Figure 5. Blood-defined LN groups are associated with specific immune cell infiltration in the kidney and translate to urinary markers of inflammation.

(A) Distribution of T cells and NK cells and selected gene expression by single-cell RNA-Seq analysis of kidney tissue from patients with LN (n = 101). (B) CNA of T-NK cells with blood-defined LN group G2 relative to others (G0 and G1) applied to paired kidney tissue samples. Cells in the UMAP are expanded (red) or depleted (blue) in patients with LN, if correlation passed FDR < 0.05. (C and D) Comparison of the proportions of CNA-identified granzyme B⁺ and a subset of granzyme K⁺ immune cell subsets, and CD4⁺ memory T cells in the kidney tissue (C), or IFN-I gene signature (21-gene list previously reported) in all immune cells from the kidney tissue (D), between blood-defined LN groups (G0: n = 19; G1: n = 40; G2: n = 42); *P < 0.05, **P < 0.01, ****P < 0.0001. (E) Comparison of each urine protein abundance between specified groups, as displayed by the performance of classification using the area under the curve (AUC). Dots colored pink passed FDR threshold of 0.10, and labels were assigned to the top associated proteins. Statistical significance was determined using Wilcoxon’s rank sum test.

Figure 6. Immune cellular signature heterogeneity across and within patients with LN.

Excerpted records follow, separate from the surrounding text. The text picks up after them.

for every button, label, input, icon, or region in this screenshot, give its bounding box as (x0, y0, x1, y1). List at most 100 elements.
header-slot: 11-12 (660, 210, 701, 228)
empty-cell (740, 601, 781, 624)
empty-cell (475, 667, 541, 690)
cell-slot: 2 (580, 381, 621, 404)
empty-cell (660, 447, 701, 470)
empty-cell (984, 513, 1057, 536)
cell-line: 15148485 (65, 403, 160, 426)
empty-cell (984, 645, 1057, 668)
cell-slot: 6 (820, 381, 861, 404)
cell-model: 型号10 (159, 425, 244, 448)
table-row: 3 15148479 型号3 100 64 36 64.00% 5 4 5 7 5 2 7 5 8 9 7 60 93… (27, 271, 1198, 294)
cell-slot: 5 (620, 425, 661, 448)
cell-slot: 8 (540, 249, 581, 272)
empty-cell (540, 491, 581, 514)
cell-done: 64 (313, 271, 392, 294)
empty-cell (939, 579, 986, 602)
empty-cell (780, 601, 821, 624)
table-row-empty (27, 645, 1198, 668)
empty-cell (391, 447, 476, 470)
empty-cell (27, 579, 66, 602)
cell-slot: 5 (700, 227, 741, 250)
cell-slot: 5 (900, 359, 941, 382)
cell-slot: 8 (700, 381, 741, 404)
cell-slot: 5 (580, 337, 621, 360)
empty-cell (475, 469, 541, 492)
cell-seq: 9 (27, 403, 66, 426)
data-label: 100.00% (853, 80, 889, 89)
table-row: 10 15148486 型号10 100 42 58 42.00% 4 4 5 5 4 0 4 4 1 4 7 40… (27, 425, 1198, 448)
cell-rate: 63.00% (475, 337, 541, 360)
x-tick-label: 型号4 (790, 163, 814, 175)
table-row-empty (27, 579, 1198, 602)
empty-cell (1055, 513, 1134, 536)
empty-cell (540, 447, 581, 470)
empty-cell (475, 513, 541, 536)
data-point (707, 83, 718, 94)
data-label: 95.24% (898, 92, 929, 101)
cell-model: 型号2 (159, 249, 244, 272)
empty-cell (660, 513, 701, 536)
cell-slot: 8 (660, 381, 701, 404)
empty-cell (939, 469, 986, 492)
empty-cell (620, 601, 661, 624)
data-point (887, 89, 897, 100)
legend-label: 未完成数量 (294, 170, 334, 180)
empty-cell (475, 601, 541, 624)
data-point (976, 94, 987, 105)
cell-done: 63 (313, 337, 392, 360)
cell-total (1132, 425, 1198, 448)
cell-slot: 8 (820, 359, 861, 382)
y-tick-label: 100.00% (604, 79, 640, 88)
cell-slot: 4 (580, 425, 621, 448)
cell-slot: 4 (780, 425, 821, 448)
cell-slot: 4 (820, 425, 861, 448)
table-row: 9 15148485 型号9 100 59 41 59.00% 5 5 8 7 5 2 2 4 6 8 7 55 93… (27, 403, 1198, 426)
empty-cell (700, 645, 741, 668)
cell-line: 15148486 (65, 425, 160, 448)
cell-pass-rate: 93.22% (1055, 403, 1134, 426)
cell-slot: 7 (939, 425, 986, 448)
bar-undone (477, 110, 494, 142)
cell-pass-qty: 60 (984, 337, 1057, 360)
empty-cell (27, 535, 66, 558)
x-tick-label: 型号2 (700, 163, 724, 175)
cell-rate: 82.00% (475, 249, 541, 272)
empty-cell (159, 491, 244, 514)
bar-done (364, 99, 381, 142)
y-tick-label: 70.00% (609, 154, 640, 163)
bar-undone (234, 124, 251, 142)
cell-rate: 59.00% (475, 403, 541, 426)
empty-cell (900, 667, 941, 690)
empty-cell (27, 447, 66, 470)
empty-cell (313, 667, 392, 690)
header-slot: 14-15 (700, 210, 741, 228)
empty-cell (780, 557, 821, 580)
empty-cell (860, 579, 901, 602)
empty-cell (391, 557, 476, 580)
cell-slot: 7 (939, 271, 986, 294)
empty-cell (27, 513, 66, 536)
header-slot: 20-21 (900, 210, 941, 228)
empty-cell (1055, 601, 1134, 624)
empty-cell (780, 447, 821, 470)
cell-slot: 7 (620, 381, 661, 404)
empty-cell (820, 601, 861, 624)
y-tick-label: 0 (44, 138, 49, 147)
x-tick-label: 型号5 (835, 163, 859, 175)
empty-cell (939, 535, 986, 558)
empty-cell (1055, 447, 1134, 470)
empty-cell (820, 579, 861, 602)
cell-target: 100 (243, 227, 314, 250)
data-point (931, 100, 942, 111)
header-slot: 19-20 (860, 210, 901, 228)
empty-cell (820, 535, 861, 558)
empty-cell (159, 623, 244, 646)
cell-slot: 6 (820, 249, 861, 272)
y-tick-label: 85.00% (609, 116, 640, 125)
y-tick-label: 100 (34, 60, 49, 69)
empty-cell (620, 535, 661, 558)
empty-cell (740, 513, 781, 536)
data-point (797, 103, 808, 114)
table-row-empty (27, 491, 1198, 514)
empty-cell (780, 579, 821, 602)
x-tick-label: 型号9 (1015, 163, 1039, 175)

(A) Importance and direction of the effect of demographic, clinical, and renal characteristics on immune cell signatures. The coefficients were defined by a linear model with an elastic net penalization using a 10-fold cross-validation, with the cellular signature as a response variable and the y axis variables as the predictor variables. IS, immunosuppressants; DA, disease activity; low c, low complement. (B) Comparison of immune cell signatures between treated (n = 80) or not treated (n = 59) with MMF at baseline. Statistical significance was determined using Wilcoxon’s rank sum test; ***P < 0.001. (C) Changes in blood-defined group membership over time. Each band represents a patient, and each patient is colored by the baseline group membership. All patients with LN with samples at 3 time points and samples stained with all 4 panels were included in this analysis (n = 21). (D) Longitudinal changes in immune cell signatures, stratified by response status (NR/PR, no response/partial response [n = 13]; CR, complete response [n = 16]) including patients with LN who were treated with MMF throughout the study. Statistical significance was determined using a mixed-effects model including patients as a random effect. *P < 0.05, **P < 0.01, ***P < 0.001. (E) Correlations between simplified immune cell signatures and NIH activity subscores at baseline. Statistical significance was determined using Spearman’s ρ correlation followed by FDR correction for multiple testing. For visualization purposes we showed the inversed value of median CD21 in non-proliferative B cells (written as *–1). (F) Longitudinal changes in simplified immune cell signatures in patients treated with an MMF-based therapy. For visualization purposes we showed the inversed value of median CD21 in non-proliferative B cells (written as *–1). Statistical significance was determined using a mixed-effects model including patients as a random effect. ^•P = 0.05, *P < 0.05, **P < 0.01, ***P < 0.001.